PII-169 - EVALUATION OF THE POTENTIAL IMPACT ON PHAMACOKINETICS OF VARIOUS CYTOCHROME P450 SUBSTRATES OF INCREASING IL-6 LEVELS FOLLOWING ADMINISTRATION OF THE T-CELL BISPECIFIC ENGAGER GLOFITAMAB
Thursday, March 28, 2024
5:00 PM – 6:30 PM MDT
N. Parrott1, N. DJEBLI2; 1F Hoffmann LaRoche, Roche Pharmaceutical Research and Early Development, Basel, Switzerland, 2Luzsana Biotechnonology (subsidiary of Jiangsu Hengrui Pharmaceuticals Co., Ltd), Luzsana Biotechnonology (subsidiary of Jiangsu Hengrui Pharmaceuticals Co., Ltd).

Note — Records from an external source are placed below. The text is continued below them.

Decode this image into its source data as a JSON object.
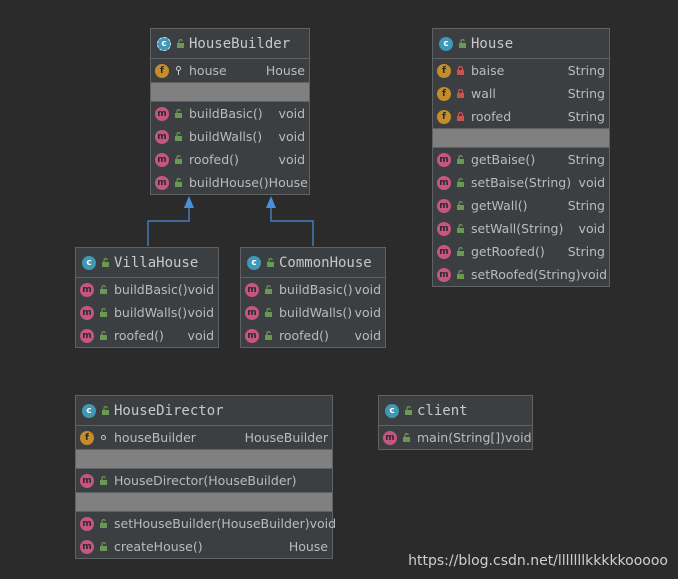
{
  "colors": {
    "background": "#2b2b2b",
    "box": "#3c3f41",
    "border": "#5f6264",
    "separator": "#808080",
    "class_icon": "#3f98b5",
    "field_icon": "#c48d2b",
    "method_icon": "#c6567d",
    "arrow": "#4a90d9"
  },
  "icons": {
    "class": "c",
    "field": "f",
    "method": "m"
  },
  "house_builder": {
    "title": "HouseBuilder",
    "fields": [
      {
        "name": "house",
        "type": "House"
      }
    ],
    "methods": [
      {
        "name": "buildBasic()",
        "type": "void"
      },
      {
        "name": "buildWalls()",
        "type": "void"
      },
      {
        "name": "roofed()",
        "type": "void"
      },
      {
        "name": "buildHouse()",
        "type": "House"
      }
    ]
  },
  "house": {
    "title": "House",
    "fields": [
      {
        "name": "baise",
        "type": "String"
      },
      {
        "name": "wall",
        "type": "String"
      },
      {
        "name": "roofed",
        "type": "String"
      }
    ],
    "methods": [
      {
        "name": "getBaise()",
        "type": "String"
      },
      {
        "name": "setBaise(String)",
        "type": "void"
      },
      {
        "name": "getWall()",
        "type": "String"
      },
      {
        "name": "setWall(String)",
        "type": "void"
      },
      {
        "name": "getRoofed()",
        "type": "String"
      },
      {
        "name": "setRoofed(String)",
        "type": "void"
      }
    ]
  },
  "villa_house": {
    "title": "VillaHouse",
    "methods": [
      {
        "name": "buildBasic()",
        "type": "void"
      },
      {
        "name": "buildWalls()",
        "type": "void"
      },
      {
        "name": "roofed()",
        "type": "void"
      }
    ]
  },
  "common_house": {
    "title": "CommonHouse",
    "methods": [
      {
        "name": "buildBasic()",
        "type": "void"
      },
      {
        "name": "buildWalls()",
        "type": "void"
      },
      {
        "name": "roofed()",
        "type": "void"
      }
    ]
  },
  "house_director": {
    "title": "HouseDirector",
    "fields": [
      {
        "name": "houseBuilder",
        "type": "HouseBuilder"
      }
    ],
    "constructors": [
      {
        "name": "HouseDirector(HouseBuilder)",
        "type": ""
      }
    ],
    "methods": [
      {
        "name": "setHouseBuilder(HouseBuilder)",
        "type": "void"
      },
      {
        "name": "createHouse()",
        "type": "House"
      }
    ]
  },
  "client": {
    "title": "client",
    "methods": [
      {
        "name": "main(String[])",
        "type": "void"
      }
    ]
  },
  "watermark": "https://blog.csdn.net/lllllllkkkkkooooo"
}
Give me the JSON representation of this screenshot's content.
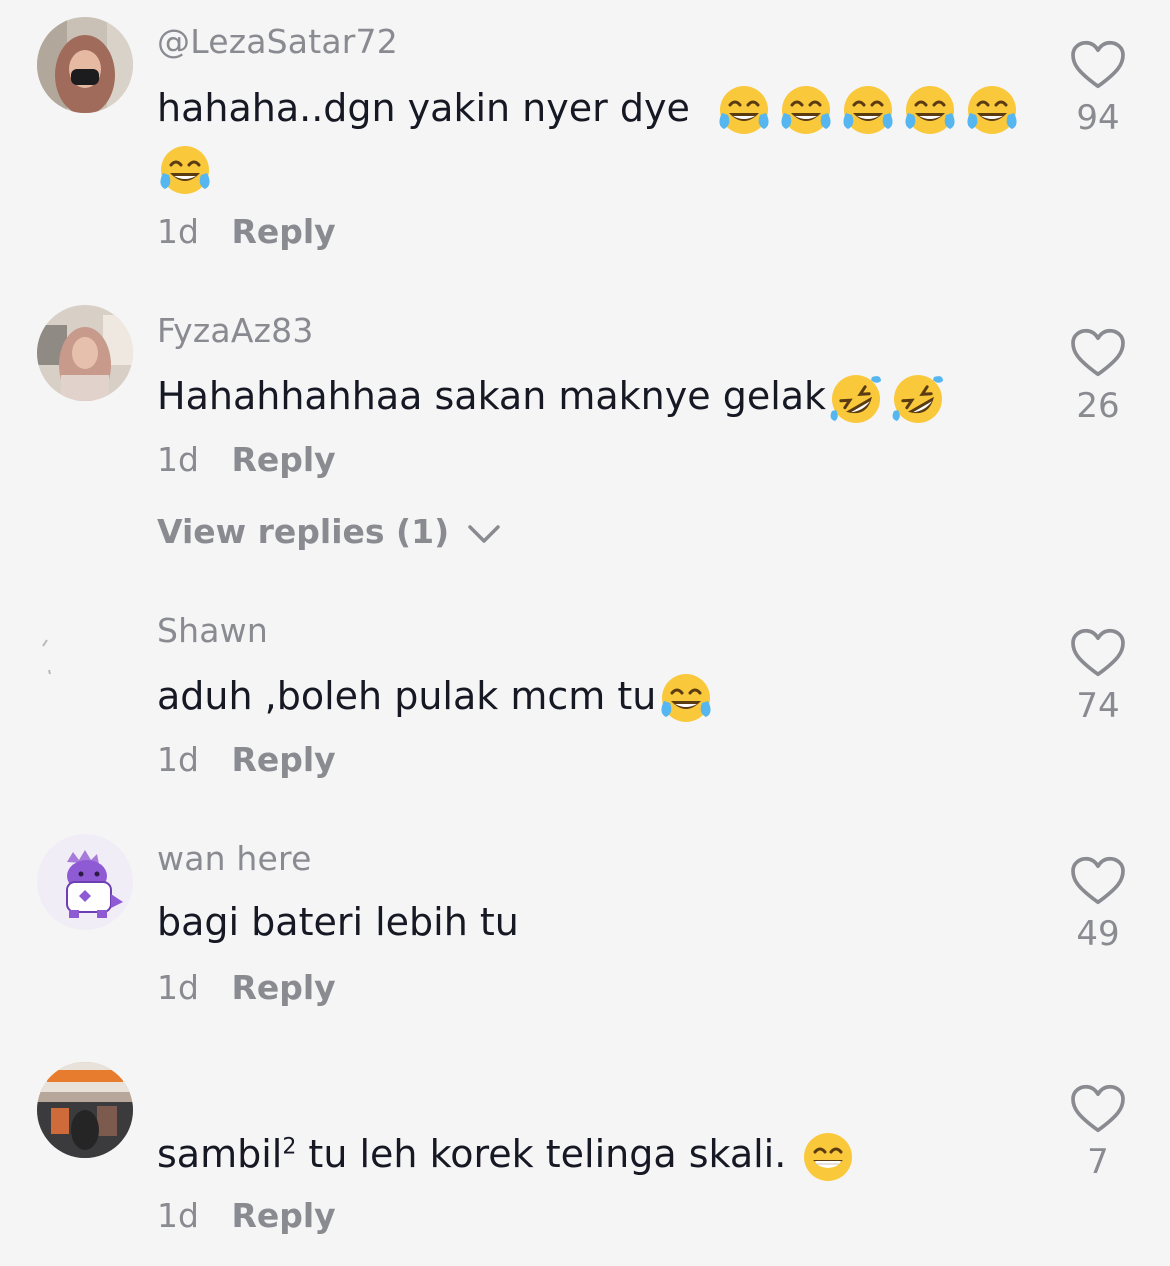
{
  "comments": [
    {
      "username": "@LezaSatar72",
      "text": "hahaha..dgn yakin nyer dye",
      "emoji_name": "face-with-tears-of-joy",
      "emoji_count": 6,
      "age": "1d",
      "reply_label": "Reply",
      "likes": "94"
    },
    {
      "username": "FyzaAz83",
      "text": "Hahahhahhaa sakan maknye gelak",
      "emoji_name": "rolling-on-floor-laughing",
      "emoji_count": 2,
      "age": "1d",
      "reply_label": "Reply",
      "likes": "26",
      "view_replies": "View replies (1)"
    },
    {
      "username": "Shawn",
      "text": "aduh ,boleh pulak mcm tu",
      "emoji_name": "face-with-tears-of-joy",
      "emoji_count": 1,
      "age": "1d",
      "reply_label": "Reply",
      "likes": "74"
    },
    {
      "username": "wan here",
      "text": "bagi bateri lebih tu",
      "age": "1d",
      "reply_label": "Reply",
      "likes": "49"
    },
    {
      "username": "",
      "text_before_sup": "sambil",
      "text_sup": "2",
      "text_after_sup": " tu leh korek telinga skali. ",
      "emoji_name": "grinning-face-with-smiling-eyes",
      "emoji_count": 1,
      "age": "1d",
      "reply_label": "Reply",
      "likes": "7"
    }
  ],
  "colors": {
    "background": "#f5f5f6",
    "text_primary": "#161823",
    "text_secondary": "#8a8b91"
  },
  "icons": {
    "like": "heart-outline-icon",
    "expand": "chevron-down-icon"
  }
}
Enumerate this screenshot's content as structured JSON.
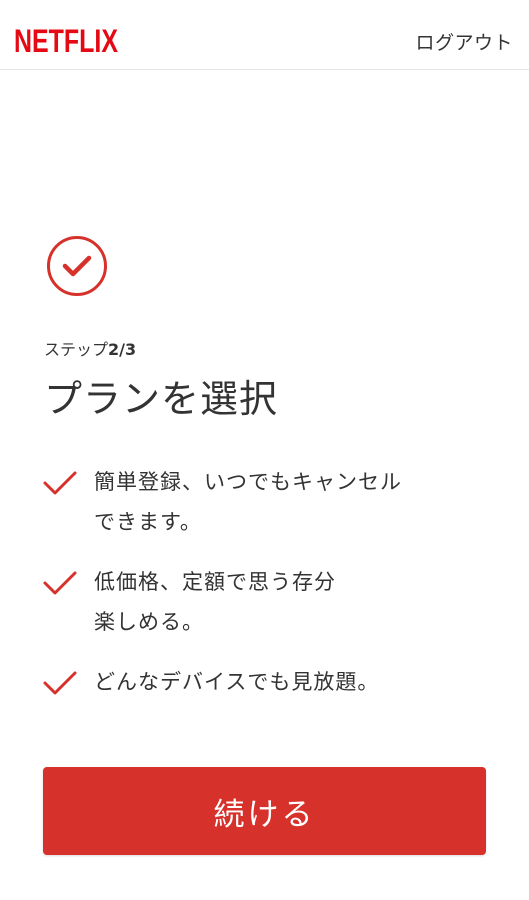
{
  "header": {
    "logo_text": "NETFLIX",
    "logout_label": "ログアウト"
  },
  "step": {
    "icon": "check-circle-icon",
    "label_prefix": "ステップ",
    "label_count": "2/3",
    "title": "プランを選択"
  },
  "features": [
    {
      "icon": "checkmark-icon",
      "text": "簡単登録、いつでもキャンセル\nできます。"
    },
    {
      "icon": "checkmark-icon",
      "text": "低価格、定額で思う存分\n楽しめる。"
    },
    {
      "icon": "checkmark-icon",
      "text": "どんなデバイスでも見放題。"
    }
  ],
  "continue_label": "続ける",
  "colors": {
    "brand_red": "#e50914",
    "accent_red": "#d6312a",
    "text": "#333333",
    "background": "#ffffff"
  }
}
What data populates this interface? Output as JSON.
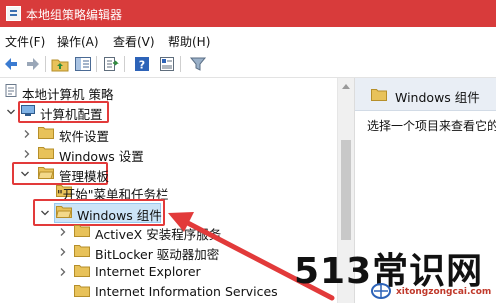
{
  "window": {
    "title": "本地组策略编辑器"
  },
  "menu": [
    {
      "label": "文件(F)"
    },
    {
      "label": "操作(A)"
    },
    {
      "label": "查看(V)"
    },
    {
      "label": "帮助(H)"
    }
  ],
  "toolbar": {
    "icons": [
      "back-arrow-icon",
      "forward-arrow-icon",
      "up-folder-icon",
      "show-hide-tree-icon",
      "export-list-icon",
      "help-icon",
      "properties-icon",
      "filter-icon"
    ]
  },
  "tree": {
    "root": "本地计算机 策略",
    "computer_config": "计算机配置",
    "software_settings": "软件设置",
    "windows_settings": "Windows 设置",
    "admin_templates": "管理模板",
    "start_menu": "\"开始\"菜单和任务栏",
    "windows_components": "Windows 组件",
    "activex": "ActiveX 安装程序服务",
    "bitlocker": "BitLocker 驱动器加密",
    "ie": "Internet Explorer",
    "iis": "Internet Information Services"
  },
  "right_pane": {
    "header": "Windows 组件",
    "description": "选择一个项目来查看它的"
  },
  "watermark": {
    "title": "513常识网",
    "url": "xitongzongcai.com"
  },
  "colors": {
    "titlebar": "#d83b3b",
    "highlight": "#e23a3a",
    "selection": "#cce4f7",
    "folder": "#e8c25a"
  }
}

M&S Scientist F Hoffmann LaRoche Basel, Basel-Stadt, Switzerland
Background: Glofitamab is a novel T cell bispecific (TCB) antibody developed for the treatment of R/R DLBCL and other NHL indications. By simultaneously binding to human CD20-expressing tumor cells and the CD3 antigen of the T-cell receptor (TCR) on T cells, glofitamab induces tumor cell lysis, in addition to T-cell activation, proliferation and cytokine release. Here, we describe PBPK modeling performed to assess the potential impact of glofitamab-associated transient increases in IL-6 on the pharmacokinetics of several CYP substrates. Methods: By refinement of a previously described IL-6 model and inclusion of in vitro CYP suppression data for CYP3A4, CYP1A2 and 2C9, a PBPK model was established in the Simcyp® Simulator to capture the induced IL6 levels seen when glofitamab is administered at the intended dose and dosing regimen. Following model qualification, the PBPK model was used to predict the potential impact of CYP suppression on exposures of various CYP probe substrates. Results: PBPK analysis predicted that, in the worst-case, the transient elevation of IL-6 would increase exposures of CYP3A4, CYP2C9 and CYP1A2 substrates by less than or equal to twofold. CYP3A4 was the most sensitive CYP isoform. Increases for CYP3A4, CYP2C9 and CYP1A2 substrates were projected to be 1.75, 1.19 and 1.09-fold following the first administration and 2.08, 1.28 and 1.49-fold following repeated administrations. Conclusion: It is recommended that there are no restrictions on concomitant treatment with any other drugs. Consideration may be given for potential DDI during the first cycle in patients who are receiving concomitant CYP substrates with a narrow therapeutic index via monitoring for toxicity (e.g., warfarin) or for drug concentrations (e.g., cyclosporine).